I can only grasp maybe two things per sail. The rest of the time is spent in nervous agitation about the dangers. 

I was working the starboard jib station. Every time that boom went across the midline inches from my head, my ears perked up, and I was supposed to be doing stuff. At one point I went fore to make an adjustment, the boat dipped, and I had to grab for the rigging for reals. 

What did I learn? There is an intuitive subtlety to points of sail and sail trim. That is the first thing they teach in books, but it looks so dry in a book. Randy made the minutest adjustments and explained things along the way. I always come away with something ineffable from Randy’s fifty years of getting out on the water. Like me, he is refitting an old boat, one that belonged to his father. It is fool’s errand in money, because an old boat will never be worth what you put into it, but you do it as a heart matter. You love the ole girl and want her to be okay. 
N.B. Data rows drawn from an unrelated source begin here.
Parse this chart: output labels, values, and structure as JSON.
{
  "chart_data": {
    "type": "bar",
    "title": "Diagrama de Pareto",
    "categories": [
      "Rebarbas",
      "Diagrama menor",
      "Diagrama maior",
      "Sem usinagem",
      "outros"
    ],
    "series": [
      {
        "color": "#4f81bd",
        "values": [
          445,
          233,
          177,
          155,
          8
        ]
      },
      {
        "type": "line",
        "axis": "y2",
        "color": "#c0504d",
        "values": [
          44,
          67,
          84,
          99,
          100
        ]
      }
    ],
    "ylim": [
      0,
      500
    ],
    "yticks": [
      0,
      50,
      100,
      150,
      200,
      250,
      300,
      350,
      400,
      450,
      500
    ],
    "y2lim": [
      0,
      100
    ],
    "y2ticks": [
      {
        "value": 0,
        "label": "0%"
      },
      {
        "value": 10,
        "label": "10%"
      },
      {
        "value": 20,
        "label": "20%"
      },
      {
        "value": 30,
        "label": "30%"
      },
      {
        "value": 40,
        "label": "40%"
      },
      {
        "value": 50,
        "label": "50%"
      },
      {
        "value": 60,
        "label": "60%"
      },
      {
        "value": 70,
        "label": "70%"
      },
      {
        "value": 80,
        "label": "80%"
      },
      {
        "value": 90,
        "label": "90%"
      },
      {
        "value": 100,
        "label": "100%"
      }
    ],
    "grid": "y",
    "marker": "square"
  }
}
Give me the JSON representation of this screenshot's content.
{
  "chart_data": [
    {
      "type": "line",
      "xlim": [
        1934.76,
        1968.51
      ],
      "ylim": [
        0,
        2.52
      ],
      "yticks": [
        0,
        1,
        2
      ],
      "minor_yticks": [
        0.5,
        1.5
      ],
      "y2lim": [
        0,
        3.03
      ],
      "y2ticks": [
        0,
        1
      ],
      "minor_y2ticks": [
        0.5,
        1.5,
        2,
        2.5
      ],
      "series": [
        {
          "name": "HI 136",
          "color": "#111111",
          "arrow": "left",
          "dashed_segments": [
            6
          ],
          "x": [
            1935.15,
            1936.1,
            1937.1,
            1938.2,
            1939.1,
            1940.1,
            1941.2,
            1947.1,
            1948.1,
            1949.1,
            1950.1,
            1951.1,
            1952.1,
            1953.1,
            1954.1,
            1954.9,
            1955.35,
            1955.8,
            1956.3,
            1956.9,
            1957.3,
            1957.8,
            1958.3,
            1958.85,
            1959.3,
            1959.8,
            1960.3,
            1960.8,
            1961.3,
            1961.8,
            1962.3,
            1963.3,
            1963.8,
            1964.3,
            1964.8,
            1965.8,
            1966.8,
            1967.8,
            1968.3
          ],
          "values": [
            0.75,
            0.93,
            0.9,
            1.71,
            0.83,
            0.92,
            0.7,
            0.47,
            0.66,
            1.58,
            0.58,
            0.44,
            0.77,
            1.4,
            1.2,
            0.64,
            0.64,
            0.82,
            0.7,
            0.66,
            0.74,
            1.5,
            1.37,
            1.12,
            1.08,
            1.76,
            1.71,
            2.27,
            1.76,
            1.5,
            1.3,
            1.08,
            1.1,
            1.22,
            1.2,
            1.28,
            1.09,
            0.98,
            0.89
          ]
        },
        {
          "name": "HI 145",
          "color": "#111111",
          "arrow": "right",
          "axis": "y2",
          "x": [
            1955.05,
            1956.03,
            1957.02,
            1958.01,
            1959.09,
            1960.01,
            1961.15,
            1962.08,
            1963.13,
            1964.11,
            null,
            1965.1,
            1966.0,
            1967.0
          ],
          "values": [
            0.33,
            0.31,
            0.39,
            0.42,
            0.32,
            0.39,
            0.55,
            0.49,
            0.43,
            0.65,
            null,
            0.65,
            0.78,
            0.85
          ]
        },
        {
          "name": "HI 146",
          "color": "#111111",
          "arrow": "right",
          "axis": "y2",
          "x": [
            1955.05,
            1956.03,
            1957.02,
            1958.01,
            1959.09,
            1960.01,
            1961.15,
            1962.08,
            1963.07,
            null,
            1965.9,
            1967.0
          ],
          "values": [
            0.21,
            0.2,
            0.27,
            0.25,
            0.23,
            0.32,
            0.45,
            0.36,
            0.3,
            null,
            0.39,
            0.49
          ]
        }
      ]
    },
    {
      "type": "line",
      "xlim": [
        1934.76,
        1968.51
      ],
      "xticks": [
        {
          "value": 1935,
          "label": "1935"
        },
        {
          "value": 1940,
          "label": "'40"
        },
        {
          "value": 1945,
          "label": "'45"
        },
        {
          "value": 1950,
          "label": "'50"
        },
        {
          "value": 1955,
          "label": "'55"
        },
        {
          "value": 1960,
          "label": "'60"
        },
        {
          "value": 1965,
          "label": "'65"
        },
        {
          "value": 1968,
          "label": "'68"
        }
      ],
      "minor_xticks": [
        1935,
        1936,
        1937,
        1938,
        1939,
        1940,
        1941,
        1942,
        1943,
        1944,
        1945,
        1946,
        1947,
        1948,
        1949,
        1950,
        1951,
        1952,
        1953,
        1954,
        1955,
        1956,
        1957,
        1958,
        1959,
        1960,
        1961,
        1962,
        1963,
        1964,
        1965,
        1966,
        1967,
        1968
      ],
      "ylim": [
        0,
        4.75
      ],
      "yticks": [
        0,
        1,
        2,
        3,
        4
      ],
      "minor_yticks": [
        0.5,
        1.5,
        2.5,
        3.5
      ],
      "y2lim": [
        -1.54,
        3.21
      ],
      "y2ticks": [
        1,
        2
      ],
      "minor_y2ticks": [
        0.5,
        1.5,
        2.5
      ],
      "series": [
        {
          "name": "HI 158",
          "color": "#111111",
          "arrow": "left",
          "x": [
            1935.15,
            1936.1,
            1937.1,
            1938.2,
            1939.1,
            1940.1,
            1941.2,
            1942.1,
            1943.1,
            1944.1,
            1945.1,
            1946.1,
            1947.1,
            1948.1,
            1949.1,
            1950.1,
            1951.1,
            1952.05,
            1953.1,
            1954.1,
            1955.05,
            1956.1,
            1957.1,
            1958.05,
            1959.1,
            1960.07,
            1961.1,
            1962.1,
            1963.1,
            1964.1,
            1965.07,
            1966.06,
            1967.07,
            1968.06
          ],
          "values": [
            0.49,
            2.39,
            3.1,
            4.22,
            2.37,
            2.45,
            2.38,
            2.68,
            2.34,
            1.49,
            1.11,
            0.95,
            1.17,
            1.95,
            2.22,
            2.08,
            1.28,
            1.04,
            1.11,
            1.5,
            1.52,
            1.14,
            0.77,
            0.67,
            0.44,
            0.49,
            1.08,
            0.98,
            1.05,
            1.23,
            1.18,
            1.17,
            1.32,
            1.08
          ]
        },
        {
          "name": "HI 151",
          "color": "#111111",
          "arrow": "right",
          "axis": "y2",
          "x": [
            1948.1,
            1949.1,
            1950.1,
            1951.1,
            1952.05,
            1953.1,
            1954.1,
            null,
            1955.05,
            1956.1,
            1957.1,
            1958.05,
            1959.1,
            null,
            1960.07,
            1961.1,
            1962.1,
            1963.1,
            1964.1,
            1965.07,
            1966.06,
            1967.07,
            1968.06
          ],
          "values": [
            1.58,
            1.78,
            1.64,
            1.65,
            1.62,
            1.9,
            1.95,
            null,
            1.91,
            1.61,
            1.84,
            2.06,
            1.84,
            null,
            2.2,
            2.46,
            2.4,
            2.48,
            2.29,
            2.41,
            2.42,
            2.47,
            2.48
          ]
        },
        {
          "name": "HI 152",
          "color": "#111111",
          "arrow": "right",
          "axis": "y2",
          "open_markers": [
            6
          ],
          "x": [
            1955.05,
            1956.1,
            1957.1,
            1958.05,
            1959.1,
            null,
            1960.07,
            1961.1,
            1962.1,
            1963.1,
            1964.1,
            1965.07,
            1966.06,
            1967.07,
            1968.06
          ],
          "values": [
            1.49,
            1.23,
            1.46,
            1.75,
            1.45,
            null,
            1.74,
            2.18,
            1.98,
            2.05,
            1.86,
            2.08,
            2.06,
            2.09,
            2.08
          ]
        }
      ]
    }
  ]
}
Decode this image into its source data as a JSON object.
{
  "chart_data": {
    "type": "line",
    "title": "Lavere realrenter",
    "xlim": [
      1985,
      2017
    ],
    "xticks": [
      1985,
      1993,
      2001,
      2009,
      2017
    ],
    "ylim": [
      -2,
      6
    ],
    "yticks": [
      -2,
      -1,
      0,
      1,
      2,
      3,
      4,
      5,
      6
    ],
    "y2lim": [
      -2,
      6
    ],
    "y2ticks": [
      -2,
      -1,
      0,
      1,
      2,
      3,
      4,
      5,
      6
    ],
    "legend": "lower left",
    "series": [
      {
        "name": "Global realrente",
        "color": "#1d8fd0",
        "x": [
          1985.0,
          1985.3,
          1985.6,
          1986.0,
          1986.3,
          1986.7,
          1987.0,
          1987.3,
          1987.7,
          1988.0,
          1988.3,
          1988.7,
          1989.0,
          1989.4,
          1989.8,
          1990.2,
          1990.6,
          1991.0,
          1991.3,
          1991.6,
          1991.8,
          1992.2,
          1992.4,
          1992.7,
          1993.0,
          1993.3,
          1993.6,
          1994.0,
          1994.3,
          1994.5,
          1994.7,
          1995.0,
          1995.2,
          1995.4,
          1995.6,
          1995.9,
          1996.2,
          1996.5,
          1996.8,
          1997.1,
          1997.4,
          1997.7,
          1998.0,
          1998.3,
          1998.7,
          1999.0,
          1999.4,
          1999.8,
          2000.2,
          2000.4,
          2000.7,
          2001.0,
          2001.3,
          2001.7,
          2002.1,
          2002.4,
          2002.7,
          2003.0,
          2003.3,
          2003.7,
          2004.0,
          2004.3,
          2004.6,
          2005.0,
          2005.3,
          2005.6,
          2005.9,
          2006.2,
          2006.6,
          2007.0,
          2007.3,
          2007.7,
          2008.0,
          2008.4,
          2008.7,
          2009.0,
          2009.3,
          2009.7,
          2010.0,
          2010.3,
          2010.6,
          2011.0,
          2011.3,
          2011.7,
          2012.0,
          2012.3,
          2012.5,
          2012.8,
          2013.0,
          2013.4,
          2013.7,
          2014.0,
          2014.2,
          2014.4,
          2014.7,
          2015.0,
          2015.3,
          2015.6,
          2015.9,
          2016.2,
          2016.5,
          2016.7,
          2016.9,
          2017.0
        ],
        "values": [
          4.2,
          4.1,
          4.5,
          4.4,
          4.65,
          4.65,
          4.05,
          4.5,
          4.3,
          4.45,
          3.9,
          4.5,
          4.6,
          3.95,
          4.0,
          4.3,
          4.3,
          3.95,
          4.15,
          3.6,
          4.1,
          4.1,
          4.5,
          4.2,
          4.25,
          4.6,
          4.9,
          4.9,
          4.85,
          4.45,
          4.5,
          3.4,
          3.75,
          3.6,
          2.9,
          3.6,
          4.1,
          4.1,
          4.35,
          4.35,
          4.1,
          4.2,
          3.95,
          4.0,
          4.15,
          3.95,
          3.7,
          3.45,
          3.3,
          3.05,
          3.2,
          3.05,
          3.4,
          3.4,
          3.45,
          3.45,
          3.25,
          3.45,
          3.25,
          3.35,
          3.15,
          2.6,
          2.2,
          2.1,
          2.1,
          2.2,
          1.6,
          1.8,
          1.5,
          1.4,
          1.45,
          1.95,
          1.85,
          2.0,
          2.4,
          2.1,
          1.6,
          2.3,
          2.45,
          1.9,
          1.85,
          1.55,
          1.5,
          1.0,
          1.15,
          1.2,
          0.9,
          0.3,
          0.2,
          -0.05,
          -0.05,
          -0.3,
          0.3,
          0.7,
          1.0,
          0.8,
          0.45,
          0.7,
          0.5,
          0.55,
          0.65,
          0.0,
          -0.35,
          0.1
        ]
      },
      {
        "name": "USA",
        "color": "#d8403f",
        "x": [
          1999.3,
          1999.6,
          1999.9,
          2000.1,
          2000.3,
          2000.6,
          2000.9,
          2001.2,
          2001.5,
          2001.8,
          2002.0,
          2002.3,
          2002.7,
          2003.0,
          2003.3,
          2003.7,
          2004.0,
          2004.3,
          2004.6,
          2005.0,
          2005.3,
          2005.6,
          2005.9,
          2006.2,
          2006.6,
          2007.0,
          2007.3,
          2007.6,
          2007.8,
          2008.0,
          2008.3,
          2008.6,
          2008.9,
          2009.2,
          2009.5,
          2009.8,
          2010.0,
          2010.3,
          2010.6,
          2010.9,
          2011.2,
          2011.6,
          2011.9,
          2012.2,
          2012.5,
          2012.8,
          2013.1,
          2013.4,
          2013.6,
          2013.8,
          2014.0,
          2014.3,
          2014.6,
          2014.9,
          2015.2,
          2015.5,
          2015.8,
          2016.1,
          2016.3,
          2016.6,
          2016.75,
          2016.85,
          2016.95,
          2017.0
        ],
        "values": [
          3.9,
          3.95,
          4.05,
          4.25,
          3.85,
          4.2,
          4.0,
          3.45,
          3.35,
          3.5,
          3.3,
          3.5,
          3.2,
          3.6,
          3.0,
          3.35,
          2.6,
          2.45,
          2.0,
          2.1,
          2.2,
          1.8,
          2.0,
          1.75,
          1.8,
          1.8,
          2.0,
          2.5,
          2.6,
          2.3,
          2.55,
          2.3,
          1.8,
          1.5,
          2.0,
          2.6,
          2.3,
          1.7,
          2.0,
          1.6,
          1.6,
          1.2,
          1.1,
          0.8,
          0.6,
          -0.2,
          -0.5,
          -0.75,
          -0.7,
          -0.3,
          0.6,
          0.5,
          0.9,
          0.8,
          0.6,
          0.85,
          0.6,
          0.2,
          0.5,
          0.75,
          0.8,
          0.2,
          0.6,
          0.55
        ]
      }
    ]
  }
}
There is so much good in my boat I just can’t stand it. I can’t stand the wrecking ball. 

But then, I worked for an architect for five years and have written five plays about architecture. I am hypnotized by the building itself. At a certain point in the world of architecture, you are in line for your building project, and this is mine.

An Architect, Cady has taken ASA 101 at a celebrated PNW sailing school and said there was so much class time and information to digest that she didn’t have enough time on the water to let it all soak in.

Having read the beginning textbook for ASA 101 and passed the class to get my Boater’s Card, I would like to add that the seals, the birds, the sound of the boat moving through the water, the wind, the sense of fellowship, the mortal danger of fifty-degree water, and the colors of the Puget Sound sea and sky are all a part of the sensory experience and have to be balanced with all that technical jargon.

In real time with four or five others lives depending on it.

I learned that at a certain point in the opposite tack, you pull the line off the winch, stand back, and let it fly. If you don’t, the jib will not get the necessary amount of wind and the tack will fail, leaving you in irons and everyone just a little cross.

I also learned that you pull on the line too soon in your tack, it tangles up the jib, causing the tack to fail.

Everyone was very nice about all the failed tacks. 

I looked around at all of these people, everyone on the boat for their own reasons. The question is, what is my reason for being here?

I have a boat, and while it is mostly expected to sit in a marina and be written on, it is stupid not to know how it functions, even if I don’t have the accoutrements to take it out, the principal accoutrement being a fellow sailor or two. My boat is not really okay for me to single hand. She is too heavy. If I were a six-foot man of 180, she would be fine. The boat I would need is perhaps a Hanse 315, a lake boat with a self-tacking jib costing a mere $125K, but then that is the reality of boats.

There is the other matter of sailing. I grew up in the Gulf Coast area. All this cold is not reasonable for a trip to the beach. This water is the wrong color. It should be brown and warm. When it rains, the rain should come down in buckets with a green sky. And on rare occasions, entire houses should blow away. 

That is a normal situation for a boat. It sometimes ends up squashed up on top of other boats, but when it’s not, it’s a lot more fun. This here is smoothed out on both ends of potentiality and only fun for two months of the year. 


TWSA Selfie 4-25-22


Nothing in my life belongs, but at fifty-eight, single, with my folks gone and the kiddos all grown up, a sense of the new generation having taken command of the world, before the hip replacements and the knee replacements and the slide into watching the boats from the club bar, there is no harm in testing the waters. 

Sailing is a fancy-sounding hobby until you face all those vectors. Then it is a slog, or it is “that time I took a class” and the rest of the time, a hired charter captain, or better yet, a ride on the ferry.